Just adding a bunch of designer centric features is not proving that (enough yet).
I think flash designers developers suffer from having no constraint and then too much constraint. So you start coding html and you have a handful of components. Then in flash you had none, everything you did was custom made. Then components arrived and flex now tweeners (the guys stuck between as3 flash cs3 and flex) have no idea how to consistently put projects together. When you work alone it’s easy to go mad. When you work in a team it gets a bit more tricky. We need a framework that allows us to be mad ass creative but allows collaboration. We still haven’t solved the designer developer issue. Expression studio doesn’t and neither does Thermo. So xml will make developers resent integrating graphics any less? Why do we now have a super layer to separate code from graphics in Thermo? In html you have a button and you load an image in as a skin, finished! Designers have become lazy with huge 32bit pngs not aligned not snapped to whole numbers. Let’s go crazy but someone put a framework together to do it. Am I taking crazy pills or has the component architecture for the last 6 years been over engineered? Nice work on your components I love the simplicity, load an image in and were away. Now if we had standard way to name library symbols that everyone adopted 🙂 Hope I made some sort of sense …

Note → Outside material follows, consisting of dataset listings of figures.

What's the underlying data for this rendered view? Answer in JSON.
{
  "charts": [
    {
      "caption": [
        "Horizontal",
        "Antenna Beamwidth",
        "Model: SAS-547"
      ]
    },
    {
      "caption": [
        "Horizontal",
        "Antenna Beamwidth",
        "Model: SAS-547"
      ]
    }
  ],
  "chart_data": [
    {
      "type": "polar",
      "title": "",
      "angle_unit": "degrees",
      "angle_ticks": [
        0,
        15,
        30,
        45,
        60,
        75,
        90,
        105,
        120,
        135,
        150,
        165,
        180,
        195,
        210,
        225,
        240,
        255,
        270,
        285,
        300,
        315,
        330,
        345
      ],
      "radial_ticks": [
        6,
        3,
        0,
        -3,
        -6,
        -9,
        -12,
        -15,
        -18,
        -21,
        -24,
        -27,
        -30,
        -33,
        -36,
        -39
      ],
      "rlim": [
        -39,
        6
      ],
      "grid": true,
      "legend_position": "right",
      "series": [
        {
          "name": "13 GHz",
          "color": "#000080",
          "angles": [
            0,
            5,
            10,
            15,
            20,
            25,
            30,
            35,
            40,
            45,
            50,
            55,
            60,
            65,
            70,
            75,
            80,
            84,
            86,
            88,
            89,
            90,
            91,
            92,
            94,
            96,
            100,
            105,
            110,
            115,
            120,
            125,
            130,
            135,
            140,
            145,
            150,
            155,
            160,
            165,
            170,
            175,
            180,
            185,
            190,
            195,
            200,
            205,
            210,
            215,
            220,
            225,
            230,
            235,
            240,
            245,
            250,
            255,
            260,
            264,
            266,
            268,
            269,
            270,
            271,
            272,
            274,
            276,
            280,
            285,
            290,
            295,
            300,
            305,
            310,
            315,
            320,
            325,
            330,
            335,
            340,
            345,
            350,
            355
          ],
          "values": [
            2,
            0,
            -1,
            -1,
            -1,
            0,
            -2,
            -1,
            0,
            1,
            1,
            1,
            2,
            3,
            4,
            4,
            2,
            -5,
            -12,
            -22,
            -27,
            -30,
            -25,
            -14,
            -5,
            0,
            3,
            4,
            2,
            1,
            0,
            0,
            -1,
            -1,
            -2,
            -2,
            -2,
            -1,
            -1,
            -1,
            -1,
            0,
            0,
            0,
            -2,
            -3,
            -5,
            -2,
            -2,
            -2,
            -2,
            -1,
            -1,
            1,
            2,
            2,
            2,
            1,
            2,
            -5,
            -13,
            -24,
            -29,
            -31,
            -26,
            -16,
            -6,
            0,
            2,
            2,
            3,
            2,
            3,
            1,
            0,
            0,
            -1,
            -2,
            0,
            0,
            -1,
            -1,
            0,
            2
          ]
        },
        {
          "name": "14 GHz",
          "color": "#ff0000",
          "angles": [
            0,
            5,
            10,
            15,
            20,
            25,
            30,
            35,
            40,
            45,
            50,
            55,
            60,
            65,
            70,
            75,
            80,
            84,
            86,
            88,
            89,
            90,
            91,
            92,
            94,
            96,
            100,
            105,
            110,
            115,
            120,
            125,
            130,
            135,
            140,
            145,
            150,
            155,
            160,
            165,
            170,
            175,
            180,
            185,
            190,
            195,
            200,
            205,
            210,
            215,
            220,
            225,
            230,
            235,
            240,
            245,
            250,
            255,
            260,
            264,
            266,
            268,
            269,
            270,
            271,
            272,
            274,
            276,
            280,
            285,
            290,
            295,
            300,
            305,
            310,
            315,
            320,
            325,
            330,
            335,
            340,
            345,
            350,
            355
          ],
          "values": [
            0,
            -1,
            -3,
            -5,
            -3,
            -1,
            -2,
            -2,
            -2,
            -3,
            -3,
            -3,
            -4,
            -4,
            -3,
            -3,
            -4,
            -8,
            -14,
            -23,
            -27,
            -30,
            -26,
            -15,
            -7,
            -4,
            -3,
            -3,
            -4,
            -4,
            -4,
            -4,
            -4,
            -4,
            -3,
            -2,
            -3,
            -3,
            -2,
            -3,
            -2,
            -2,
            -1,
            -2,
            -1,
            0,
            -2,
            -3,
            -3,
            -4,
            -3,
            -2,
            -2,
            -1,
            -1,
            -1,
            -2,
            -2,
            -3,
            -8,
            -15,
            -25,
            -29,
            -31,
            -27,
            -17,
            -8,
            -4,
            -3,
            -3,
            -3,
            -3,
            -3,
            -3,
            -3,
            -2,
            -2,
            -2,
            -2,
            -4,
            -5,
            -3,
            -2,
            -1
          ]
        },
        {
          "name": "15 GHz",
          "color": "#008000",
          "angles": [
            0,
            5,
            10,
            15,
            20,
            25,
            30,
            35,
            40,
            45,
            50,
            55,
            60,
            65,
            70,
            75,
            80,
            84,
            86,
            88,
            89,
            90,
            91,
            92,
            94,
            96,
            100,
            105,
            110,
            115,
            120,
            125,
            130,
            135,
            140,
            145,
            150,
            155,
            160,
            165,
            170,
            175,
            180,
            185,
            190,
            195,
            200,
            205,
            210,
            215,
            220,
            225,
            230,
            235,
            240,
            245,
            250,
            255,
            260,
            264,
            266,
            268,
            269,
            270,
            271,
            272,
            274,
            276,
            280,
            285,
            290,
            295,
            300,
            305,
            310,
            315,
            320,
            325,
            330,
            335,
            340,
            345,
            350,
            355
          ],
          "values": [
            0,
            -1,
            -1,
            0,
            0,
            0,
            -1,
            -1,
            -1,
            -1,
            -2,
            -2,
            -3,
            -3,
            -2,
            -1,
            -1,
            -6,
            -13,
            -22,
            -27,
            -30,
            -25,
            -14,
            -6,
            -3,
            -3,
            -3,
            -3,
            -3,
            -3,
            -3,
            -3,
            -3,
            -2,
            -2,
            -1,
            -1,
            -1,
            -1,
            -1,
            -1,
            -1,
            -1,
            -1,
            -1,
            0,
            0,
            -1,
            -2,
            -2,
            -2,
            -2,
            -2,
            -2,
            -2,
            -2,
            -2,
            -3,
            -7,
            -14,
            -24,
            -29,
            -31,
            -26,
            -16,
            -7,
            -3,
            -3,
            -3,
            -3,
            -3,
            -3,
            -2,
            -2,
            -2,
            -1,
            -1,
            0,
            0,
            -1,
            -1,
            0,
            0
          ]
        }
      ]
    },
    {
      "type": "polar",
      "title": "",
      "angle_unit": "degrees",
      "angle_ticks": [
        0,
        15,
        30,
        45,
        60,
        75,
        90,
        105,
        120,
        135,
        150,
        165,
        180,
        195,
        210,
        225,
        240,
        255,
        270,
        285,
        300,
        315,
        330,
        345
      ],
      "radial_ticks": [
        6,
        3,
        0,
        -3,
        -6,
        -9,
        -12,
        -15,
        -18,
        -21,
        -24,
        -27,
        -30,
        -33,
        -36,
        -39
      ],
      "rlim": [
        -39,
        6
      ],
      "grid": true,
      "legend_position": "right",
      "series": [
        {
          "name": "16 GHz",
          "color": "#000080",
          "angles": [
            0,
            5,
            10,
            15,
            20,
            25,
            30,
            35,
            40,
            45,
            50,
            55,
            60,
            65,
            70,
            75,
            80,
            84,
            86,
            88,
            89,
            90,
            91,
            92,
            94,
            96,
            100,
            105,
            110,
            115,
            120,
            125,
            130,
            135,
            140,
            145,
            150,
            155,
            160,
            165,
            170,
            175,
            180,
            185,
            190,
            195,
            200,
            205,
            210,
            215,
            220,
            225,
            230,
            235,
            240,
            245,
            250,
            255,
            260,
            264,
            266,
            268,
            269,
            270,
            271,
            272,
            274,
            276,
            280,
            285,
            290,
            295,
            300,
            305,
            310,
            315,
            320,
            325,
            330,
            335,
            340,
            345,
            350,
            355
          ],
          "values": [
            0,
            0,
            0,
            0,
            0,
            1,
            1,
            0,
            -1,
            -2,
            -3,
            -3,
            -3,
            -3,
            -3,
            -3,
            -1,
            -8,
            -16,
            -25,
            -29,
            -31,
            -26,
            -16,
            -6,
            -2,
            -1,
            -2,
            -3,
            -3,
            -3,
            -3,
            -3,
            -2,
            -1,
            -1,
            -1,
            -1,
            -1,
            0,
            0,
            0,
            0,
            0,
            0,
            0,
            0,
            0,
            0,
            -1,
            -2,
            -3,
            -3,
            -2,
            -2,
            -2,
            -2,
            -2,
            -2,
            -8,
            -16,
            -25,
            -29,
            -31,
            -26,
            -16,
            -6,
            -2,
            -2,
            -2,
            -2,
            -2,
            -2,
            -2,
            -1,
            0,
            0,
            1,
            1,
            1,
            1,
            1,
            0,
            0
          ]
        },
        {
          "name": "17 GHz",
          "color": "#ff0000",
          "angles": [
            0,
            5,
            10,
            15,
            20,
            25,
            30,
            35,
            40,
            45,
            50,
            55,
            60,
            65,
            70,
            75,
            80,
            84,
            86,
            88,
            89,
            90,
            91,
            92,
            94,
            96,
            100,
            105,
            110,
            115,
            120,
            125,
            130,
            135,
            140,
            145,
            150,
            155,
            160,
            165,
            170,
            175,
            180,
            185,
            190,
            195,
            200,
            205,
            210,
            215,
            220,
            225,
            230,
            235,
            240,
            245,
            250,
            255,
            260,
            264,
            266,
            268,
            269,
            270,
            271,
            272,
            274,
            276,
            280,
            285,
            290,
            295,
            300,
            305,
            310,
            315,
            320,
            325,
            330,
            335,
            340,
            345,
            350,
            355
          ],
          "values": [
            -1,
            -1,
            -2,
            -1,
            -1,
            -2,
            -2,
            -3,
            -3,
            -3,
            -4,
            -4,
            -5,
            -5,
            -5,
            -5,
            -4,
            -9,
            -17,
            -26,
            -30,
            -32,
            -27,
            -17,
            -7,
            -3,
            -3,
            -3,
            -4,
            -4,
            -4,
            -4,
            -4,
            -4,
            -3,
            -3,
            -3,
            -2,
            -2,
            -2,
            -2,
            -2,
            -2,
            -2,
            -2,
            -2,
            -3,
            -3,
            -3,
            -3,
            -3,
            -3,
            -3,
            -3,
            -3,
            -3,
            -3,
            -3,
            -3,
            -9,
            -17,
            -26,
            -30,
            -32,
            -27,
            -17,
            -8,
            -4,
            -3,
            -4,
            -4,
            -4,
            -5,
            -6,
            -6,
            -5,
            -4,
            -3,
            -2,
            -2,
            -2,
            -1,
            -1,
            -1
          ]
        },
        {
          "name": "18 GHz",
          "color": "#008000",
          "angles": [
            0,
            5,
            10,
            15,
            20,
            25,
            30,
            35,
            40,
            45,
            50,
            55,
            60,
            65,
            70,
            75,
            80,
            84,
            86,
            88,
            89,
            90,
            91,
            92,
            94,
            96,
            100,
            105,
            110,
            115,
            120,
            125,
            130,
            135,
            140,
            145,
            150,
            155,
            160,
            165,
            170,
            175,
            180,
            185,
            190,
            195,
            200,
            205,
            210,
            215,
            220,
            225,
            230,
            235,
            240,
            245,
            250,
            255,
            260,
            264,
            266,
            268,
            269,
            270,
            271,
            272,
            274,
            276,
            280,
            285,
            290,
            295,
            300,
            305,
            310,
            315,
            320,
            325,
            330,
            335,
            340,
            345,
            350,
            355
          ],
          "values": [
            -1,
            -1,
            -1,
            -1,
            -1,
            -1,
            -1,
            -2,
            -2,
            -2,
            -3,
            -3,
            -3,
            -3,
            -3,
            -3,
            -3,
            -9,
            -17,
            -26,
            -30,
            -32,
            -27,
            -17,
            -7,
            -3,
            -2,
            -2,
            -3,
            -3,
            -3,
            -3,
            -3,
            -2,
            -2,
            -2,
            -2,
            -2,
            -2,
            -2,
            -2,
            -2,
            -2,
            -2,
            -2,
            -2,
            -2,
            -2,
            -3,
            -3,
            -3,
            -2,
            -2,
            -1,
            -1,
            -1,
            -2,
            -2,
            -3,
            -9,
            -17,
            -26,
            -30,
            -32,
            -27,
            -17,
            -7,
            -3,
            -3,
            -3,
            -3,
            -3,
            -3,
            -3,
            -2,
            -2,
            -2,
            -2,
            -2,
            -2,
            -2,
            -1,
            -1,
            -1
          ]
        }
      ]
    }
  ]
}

Well, besides all that, we have that flash isn’t going to run in most handhelds for a very long time (due to its crappy performance). I just adore Flash and the range of things I can do with it, almost anything, but if it won’t work in handhelds (like the iPhone) well, I don’t see much future for it, even less if adobe is putting more and more complex things to play with, and with which to cram the processor (not using the GPU y a move that I still vouch for). So I’ve been searching for a replacement for flashing without flash (and without plugins), the thing that flash did best was ubiquity, but that will be no more, so let’s look for the next one in line… (still looking for something like Flash). So unless Adobe start’s looking at what happens when you have a small processor and no GPU, I think we’ll be all talking together again at a PHP/XML/CSS Blog in just a few years…
I’ll miss flash, maybe in 10 years handhelds will be able to play the old Flash 10, just for kiks, like we play NES games in our cellphones today.
What flash does good:
Impress
Animation
RIAs
Security
Ubiquity (each day less)
What flash does bad:
Accessibility
SEO
OnLine edition (you must have the source)
BUT STILL THERES NO ALTERNATIVE!!!! Or is there?
Great article… and I could not agree more. The past year I’ve been purposely moving away from Flash to focus more on PHP and Ajax development. Just the other day I was telling my wife that PHP and Javascript just does not inspire me the same way Flash does. It was nice not having to worry about multiple language syntaxes and just focus on one language that could accomplish 80% of the task…. And with “Class” (pun intended 🙂
While going to school I felt more excited studying & working on Flash projects more than anything else. Javascript does have it’s benefits… but everything seems so cookie-cut. For example the ubiquitous “lightbox” effect. With Flash I feel like the only limitations is my imaginations and lack of creativity.
Sure it doesn’t work on an iphone. However I own one and there are plenty of Javascript Web Apps that don’t work. One huge issue is the lack of Mouse Events (rollovers, drag & drop, ect…)
Recently I’ve heard that Google is working being able to read swf files. That’s HUGE step forward and has helped renewed my interest in getting back into Flash.
Excellent post, Keith. Right on the money.
Well, thank you very much. And the presentation was awesome. Just how it has to be, since you presented it and didn´t need to project a book onto the wall.
I feel more excited studying & working on Flash projects more than anything else.